The Muslim men were expelled from a Dutch UN base after the surrounding area was overrun by the Bosnian Serb troops.
Today’s ruling at the Hague Appeals Court upholds a 2014 decision finding that Dutch peace-keeping troops should have known that the men would be murdered after they were forced to leave.
Approximately 8,000 people were massacred by troops under the command of former Bosnian Serb General Ratko Mladic at Srebrenica in July 1995.
The massacre remains the worst mass killing on European soil since the Second World War.
Srebrenica was a UN declared safe zone and many of the victims had fled to the area before discovering that Dutch troops defending the zone were only lightly armed and outnumbered.
Today’s ruling relates only to the 300 people who gained entry to the nearby Dutch base after discovering the troops at the safe zone were unable to defend them.
Reading the ruling today, Judge Gepke Dulek-Schermers said the Dutch soldiers at the base “knew or should have known” that the men were in “real danger of being subjected to torture or execution.”
However the court found that the Netherlands is only liable for 30% of the damages – as it decided there was a 70% chance the victims would have been dragged from the base, had the Dutch troops resisted.

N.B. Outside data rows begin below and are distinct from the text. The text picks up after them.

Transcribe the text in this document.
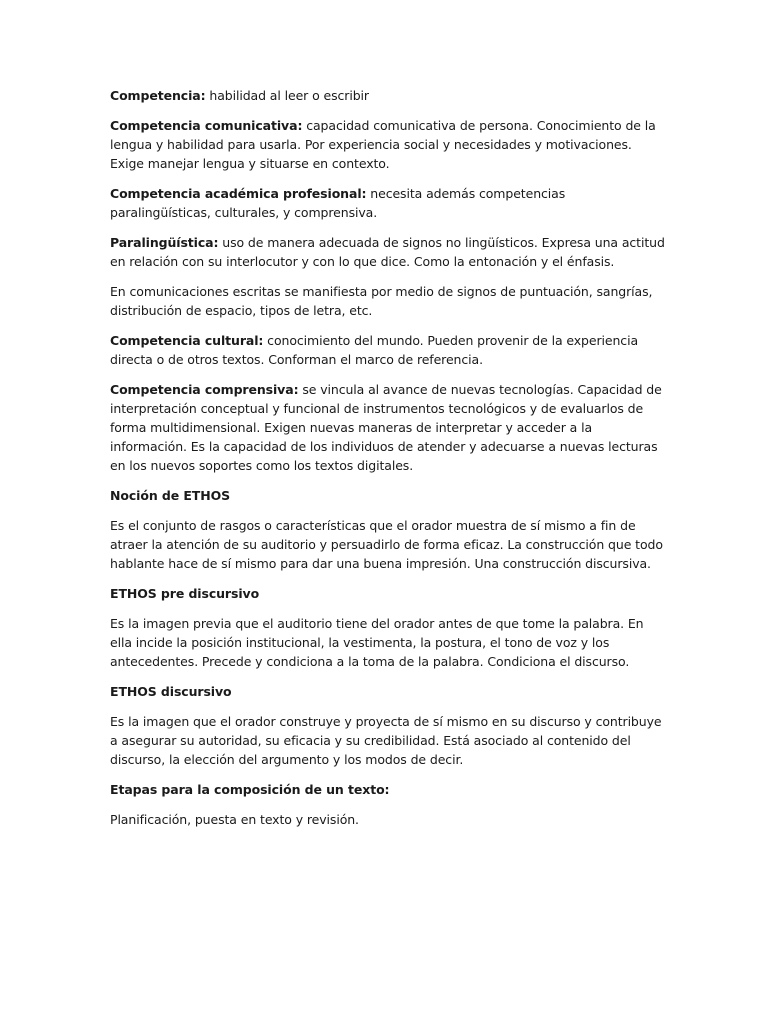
Competencia: habilidad al leer o escribir

Competencia comunicativa: capacidad comunicativa de persona. Conocimiento de la lengua y habilidad para usarla. Por experiencia social y necesidades y motivaciones. Exige manejar lengua y situarse en contexto.

Competencia académica profesional: necesita además competencias paralingüísticas, culturales, y comprensiva.

Paralingüística: uso de manera adecuada de signos no lingüísticos. Expresa una actitud en relación con su interlocutor y con lo que dice. Como la entonación y el énfasis.

En comunicaciones escritas se manifiesta por medio de signos de puntuación, sangrías, distribución de espacio, tipos de letra, etc.

Competencia cultural: conocimiento del mundo. Pueden provenir de la experiencia directa o de otros textos. Conforman el marco de referencia.

Competencia comprensiva: se vincula al avance de nuevas tecnologías. Capacidad de interpretación conceptual y funcional de instrumentos tecnológicos y de evaluarlos de forma multidimensional. Exigen nuevas maneras de interpretar y acceder a la información. Es la capacidad de los individuos de atender y adecuarse a nuevas lecturas en los nuevos soportes como los textos digitales.

Noción de ETHOS

Es el conjunto de rasgos o características que el orador muestra de sí mismo a fin de atraer la atención de su auditorio y persuadirlo de forma eficaz. La construcción que todo hablante hace de sí mismo para dar una buena impresión. Una construcción discursiva.

ETHOS pre discursivo

Es la imagen previa que el auditorio tiene del orador antes de que tome la palabra. En ella incide la posición institucional, la vestimenta, la postura, el tono de voz y los antecedentes. Precede y condiciona a la toma de la palabra. Condiciona el discurso.

ETHOS discursivo

Es la imagen que el orador construye y proyecta de sí mismo en su discurso y contribuye a asegurar su autoridad, su eficacia y su credibilidad. Está asociado al contenido del discurso, la elección del argumento y los modos de decir.

Etapas para la composición de un texto:

Planificación, puesta en texto y revisión.
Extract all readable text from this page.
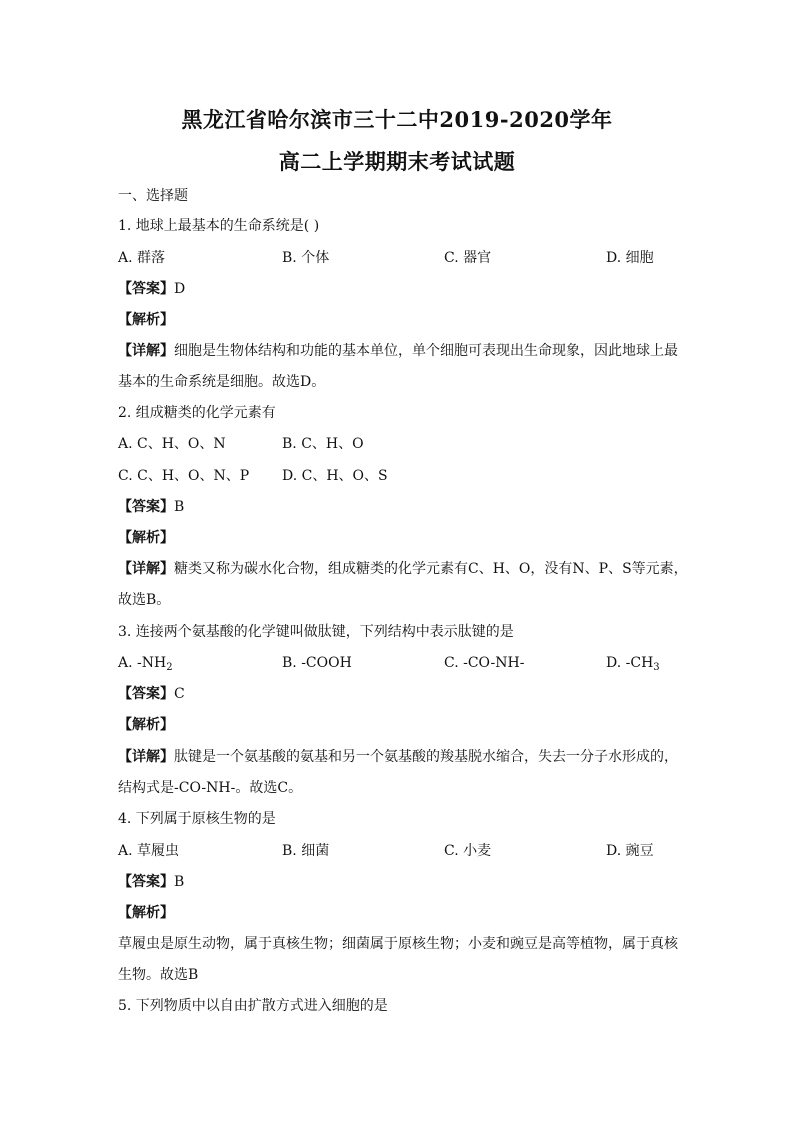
黑龙江省哈尔滨市三十二中2019-2020学年
高二上学期期末考试试题
一、选择题
1. 地球上最基本的生命系统是( )
A. 群落	B. 个体	C. 器官	D. 细胞
【答案】D
【解析】
【详解】细胞是生物体结构和功能的基本单位，单个细胞可表现出生命现象，因此地球上最
基本的生命系统是细胞。故选D。
2. 组成糖类的化学元素有
A. C、H、O、N	B. C、H、O
C. C、H、O、N、P D. C、H、O、S
【答案】B
【解析】
【详解】糖类又称为碳水化合物，组成糖类的化学元素有C、H、O，没有N、P、S等元素，
故选B。
3. 连接两个氨基酸的化学键叫做肽键，下列结构中表示肽键的是
A. $-NH_2$	B. -COOH	C. -CO-NH-	D. $-CH_3$
【答案】C
【解析】
【详解】肽键是一个氨基酸的氨基和另一个氨基酸的羧基脱水缩合，失去一分子水形成的，
结构式是-CO-NH-。故选C。
4. 下列属于原核生物的是
A. 草履虫	B. 细菌	C. 小麦	D. 豌豆
【答案】B
【解析】
草履虫是原生动物，属于真核生物；细菌属于原核生物；小麦和豌豆是高等植物，属于真核
生物。故选B
5. 下列物质中以自由扩散方式进入细胞的是
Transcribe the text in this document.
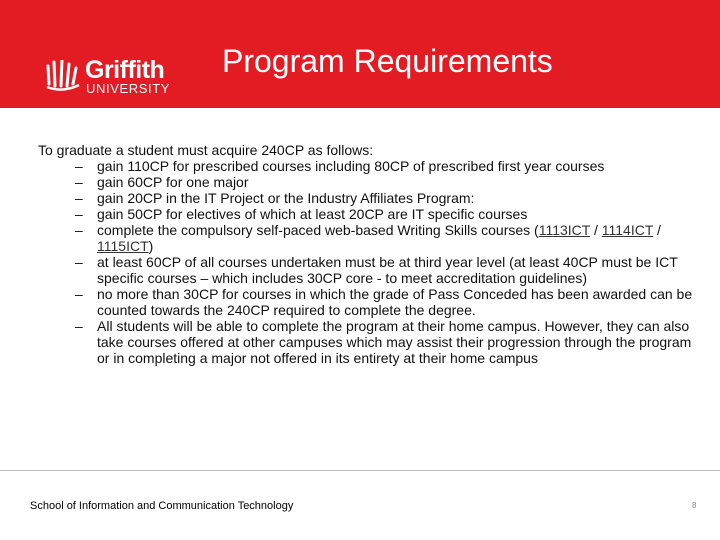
Griffith
UNIVERSITY
Program Requirements
To graduate a student must acquire 240CP as follows:
– gain 110CP for prescribed courses including 80CP of prescribed first year courses
– gain 60CP for one major
– gain 20CP in the IT Project or the Industry Affiliates Program:
– gain 50CP for electives of which at least 20CP are IT specific courses
– complete the compulsory self-paced web-based Writing Skills courses (1113ICT / 1114ICT / 1115ICT)
– at least 60CP of all courses undertaken must be at third year level (at least 40CP must be ICT specific courses – which includes 30CP core - to meet accreditation guidelines)
– no more than 30CP for courses in which the grade of Pass Conceded has been awarded can be counted towards the 240CP required to complete the degree.
– All students will be able to complete the program at their home campus. However, they can also take courses offered at other campuses which may assist their progression through the program or in completing a major not offered in its entirety at their home campus
School of Information and Communication Technology	8
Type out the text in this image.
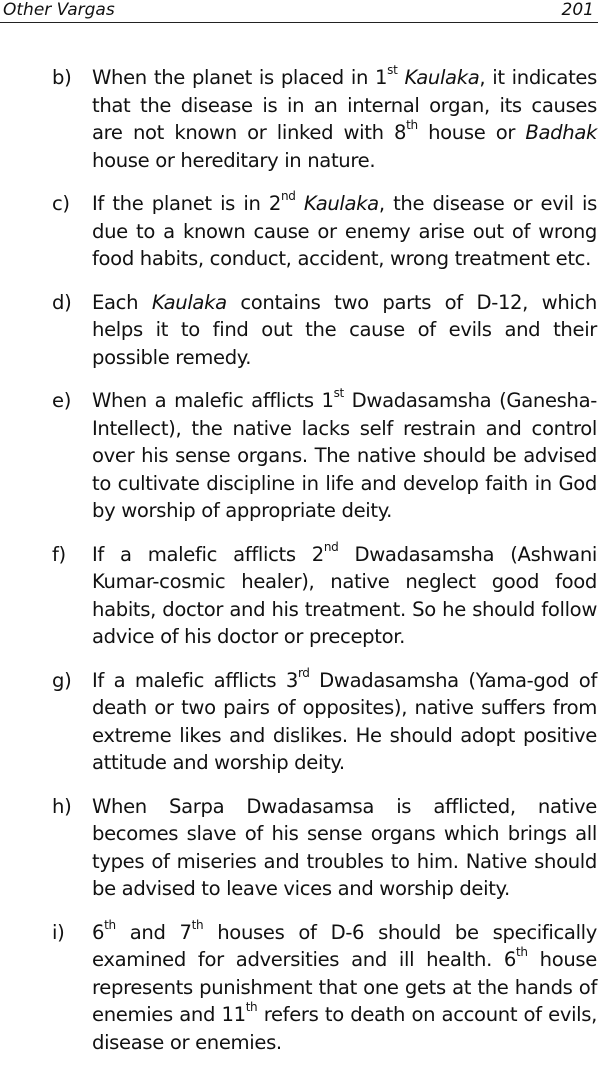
Other Vargas	201
b) When the planet is placed in 1st Kaulaka, it indicates that the disease is in an internal organ, its causes are not known or linked with 8th house or Badhak house or hereditary in nature.

c) If the planet is in 2nd Kaulaka, the disease or evil is due to a known cause or enemy arise out of wrong food habits, conduct, accident, wrong treatment etc.

d) Each Kaulaka contains two parts of D-12, which helps it to find out the cause of evils and their possible remedy.

e) When a malefic afflicts 1st Dwadasamsha (Ganesha-Intellect), the native lacks self restrain and control over his sense organs. The native should be advised to cultivate discipline in life and develop faith in God by worship of appropriate deity.

f) If a malefic afflicts 2nd Dwadasamsha (Ashwani Kumar-cosmic healer), native neglect good food habits, doctor and his treatment. So he should follow advice of his doctor or preceptor.

g) If a malefic afflicts 3rd Dwadasamsha (Yama-god of death or two pairs of opposites), native suffers from extreme likes and dislikes. He should adopt positive attitude and worship deity.

h) When Sarpa Dwadasamsa is afflicted, native becomes slave of his sense organs which brings all types of miseries and troubles to him. Native should be advised to leave vices and worship deity.

i) 6th and 7th houses of D-6 should be specifically examined for adversities and ill health. 6th house represents punishment that one gets at the hands of enemies and 11th refers to death on account of evils, disease or enemies.
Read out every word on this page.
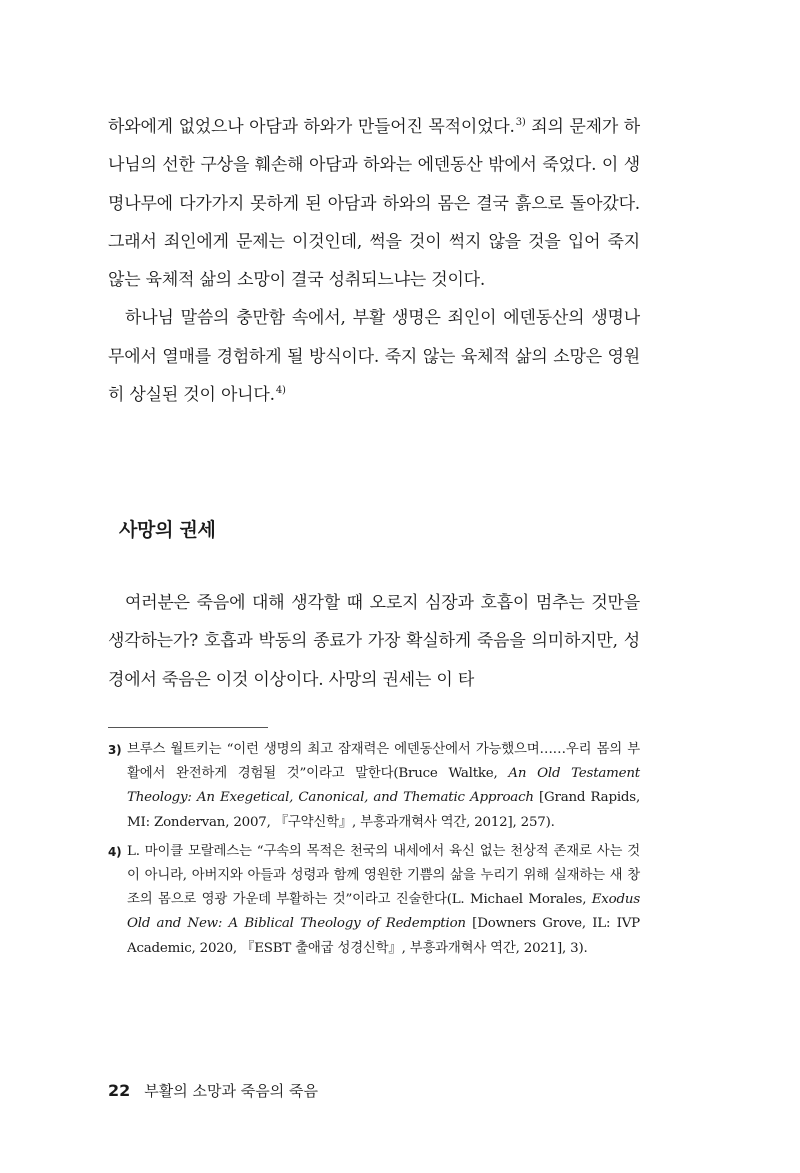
하와에게 없었으나 아담과 하와가 만들어진 목적이었다.$^{3)}$ 죄의 문제가 하나님의 선한 구상을 훼손해 아담과 하와는 에덴동산 밖에서 죽었다. 이 생명나무에 다가가지 못하게 된 아담과 하와의 몸은 결국 흙으로 돌아갔다. 그래서 죄인에게 문제는 이것인데, 썩을 것이 썩지 않을 것을 입어 죽지 않는 육체적 삶의 소망이 결국 성취되느냐는 것이다.

하나님 말씀의 충만함 속에서, 부활 생명은 죄인이 에덴동산의 생명나무에서 열매를 경험하게 될 방식이다. 죽지 않는 육체적 삶의 소망은 영원히 상실된 것이 아니다.$^{4)}$

사망의 권세

여러분은 죽음에 대해 생각할 때 오로지 심장과 호흡이 멈추는 것만을 생각하는가? 호흡과 박동의 종료가 가장 확실하게 죽음을 의미하지만, 성경에서 죽음은 이것 이상이다. 사망의 권세는 이 타

3) 브루스 월트키는 “이런 생명의 최고 잠재력은 에덴동산에서 가능했으며……우리 몸의 부활에서 완전하게 경험될 것”이라고 말한다(Bruce Waltke, An Old Testament Theology: An Exegetical, Canonical, and Thematic Approach [Grand Rapids, MI: Zondervan, 2007, 『구약신학』, 부흥과개혁사 역간, 2012], 257).
4) L. 마이클 모랄레스는 “구속의 목적은 천국의 내세에서 육신 없는 천상적 존재로 사는 것이 아니라, 아버지와 아들과 성령과 함께 영원한 기쁨의 삶을 누리기 위해 실재하는 새 창조의 몸으로 영광 가운데 부활하는 것”이라고 진술한다(L. Michael Morales, Exodus Old and New: A Biblical Theology of Redemption [Downers Grove, IL: IVP Academic, 2020, 『ESBT 출애굽 성경신학』, 부흥과개혁사 역간, 2021], 3).
22 부활의 소망과 죽음의 죽음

The court rejected an appeal from relatives of the other victims – who had argued that the Netherlands should be held responsible for the protection of thousands more people who had gathered outside the base.
The families of the 300 victims will now enter negotiations with the Dutch state to determine the level of compensation owed – with the potential for a separate courts procedure should no settlement be reached.
Ratko Mladic is currently on trial for genocide with a verdict expected in November.